Call for clients to be able to turn off commissions
Investors in retail fund products should be given the right to turn off a trail payment if they feel they are not receiving any service from their nominated adviser, according to Brett Walker, managing director of Queensland-based adviser training firm Smart compliance.
Walker, who effectively trains advisers to enter the industry as licensees, said he was advocating this right because of the fact there is often a trail paid but no reciprocal service obligation.
He said recent studies have revealed there are “hundreds of millions of dollars" in trails paid every year to advisers by retail product issuers where there has been no reciprocal service obligation.
“This begs the question of why trails should be paid to a financial adviser if the trail is not linked to client service."

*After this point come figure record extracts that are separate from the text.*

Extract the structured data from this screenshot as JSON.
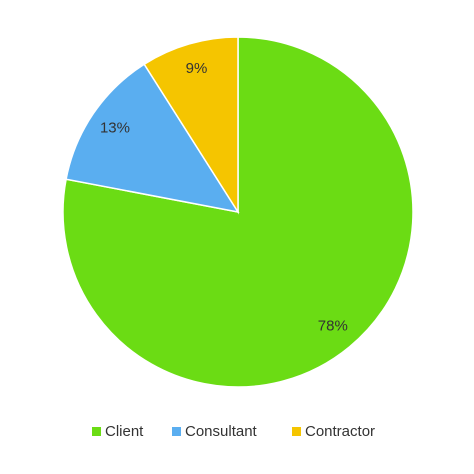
{
  "chart_data": {
    "type": "pie",
    "categories": [
      "Client",
      "Consultant",
      "Contractor"
    ],
    "values": [
      78,
      13,
      9
    ],
    "value_labels": [
      "78%",
      "13%",
      "9%"
    ],
    "colors": [
      "#6bdc14",
      "#5aaef0",
      "#f5c500"
    ],
    "legend": "bottom"
  }
}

However, Walker acknowledged this would be effective only with the co-operation of product issuers, as trail commissions are obviously a remuneration that flows directly from the product issuers.

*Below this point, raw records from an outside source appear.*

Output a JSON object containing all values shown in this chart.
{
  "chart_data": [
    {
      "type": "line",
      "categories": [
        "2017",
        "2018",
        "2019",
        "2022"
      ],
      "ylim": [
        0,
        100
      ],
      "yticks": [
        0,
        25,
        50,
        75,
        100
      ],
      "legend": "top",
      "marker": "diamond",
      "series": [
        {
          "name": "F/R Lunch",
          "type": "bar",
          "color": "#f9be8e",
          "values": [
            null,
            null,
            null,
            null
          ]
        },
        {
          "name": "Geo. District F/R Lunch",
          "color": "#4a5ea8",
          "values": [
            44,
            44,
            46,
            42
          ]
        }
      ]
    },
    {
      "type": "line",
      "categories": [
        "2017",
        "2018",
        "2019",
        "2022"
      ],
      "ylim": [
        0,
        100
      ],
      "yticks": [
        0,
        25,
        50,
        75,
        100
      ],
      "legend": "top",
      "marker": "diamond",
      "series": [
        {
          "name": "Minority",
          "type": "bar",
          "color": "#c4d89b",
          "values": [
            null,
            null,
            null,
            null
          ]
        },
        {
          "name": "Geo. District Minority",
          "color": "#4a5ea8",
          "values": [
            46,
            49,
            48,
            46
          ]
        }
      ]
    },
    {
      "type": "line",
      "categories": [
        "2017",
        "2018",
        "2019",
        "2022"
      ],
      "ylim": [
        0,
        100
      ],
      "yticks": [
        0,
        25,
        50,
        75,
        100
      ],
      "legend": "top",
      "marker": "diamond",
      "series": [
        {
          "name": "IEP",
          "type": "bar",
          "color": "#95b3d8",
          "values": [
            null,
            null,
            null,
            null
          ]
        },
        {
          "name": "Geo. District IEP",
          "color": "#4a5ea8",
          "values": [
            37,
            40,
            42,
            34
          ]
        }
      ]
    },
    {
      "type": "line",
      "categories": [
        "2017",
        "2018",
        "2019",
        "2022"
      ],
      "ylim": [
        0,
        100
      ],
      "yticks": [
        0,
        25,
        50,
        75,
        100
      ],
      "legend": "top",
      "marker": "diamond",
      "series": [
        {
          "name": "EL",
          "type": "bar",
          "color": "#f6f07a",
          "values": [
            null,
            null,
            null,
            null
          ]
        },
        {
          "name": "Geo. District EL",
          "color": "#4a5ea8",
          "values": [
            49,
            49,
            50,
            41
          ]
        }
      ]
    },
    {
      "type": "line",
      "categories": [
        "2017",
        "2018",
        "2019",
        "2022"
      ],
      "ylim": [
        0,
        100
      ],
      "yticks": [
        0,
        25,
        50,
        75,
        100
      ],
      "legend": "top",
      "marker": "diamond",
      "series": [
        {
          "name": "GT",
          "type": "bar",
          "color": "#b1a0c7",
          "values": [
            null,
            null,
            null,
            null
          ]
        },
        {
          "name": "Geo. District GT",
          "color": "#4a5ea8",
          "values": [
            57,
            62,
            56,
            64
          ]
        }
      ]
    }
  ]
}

"There have been instances in the past where product issuers have said, 'We’ll happily get rid of the trail', but insisted on keeping that money, which, from a clients point of view, is no different from having the trail paid to their adviser."
Walker said he has clients who have previously approached products issuers to try to turn some previous trail commissions off in order to embrace a true independent advice model, only to be told the product issuers don’t have the systems to do that.
"It’s a big ask to then request an adviser go to the bother of creating systems to reconcile trails and allocate those to investors, although I know several who have tried and failed given the technology difference between a planner and an institutional product issuer."
He said as consumers become more aware and the Government puts more pressure on the industry, advisers are going to be put increasingly under the pump over trails being paid.
"The facts show that there are a number of trails that provide planners with a certain income based simply on the fact that a product issuer keeps paying a trail."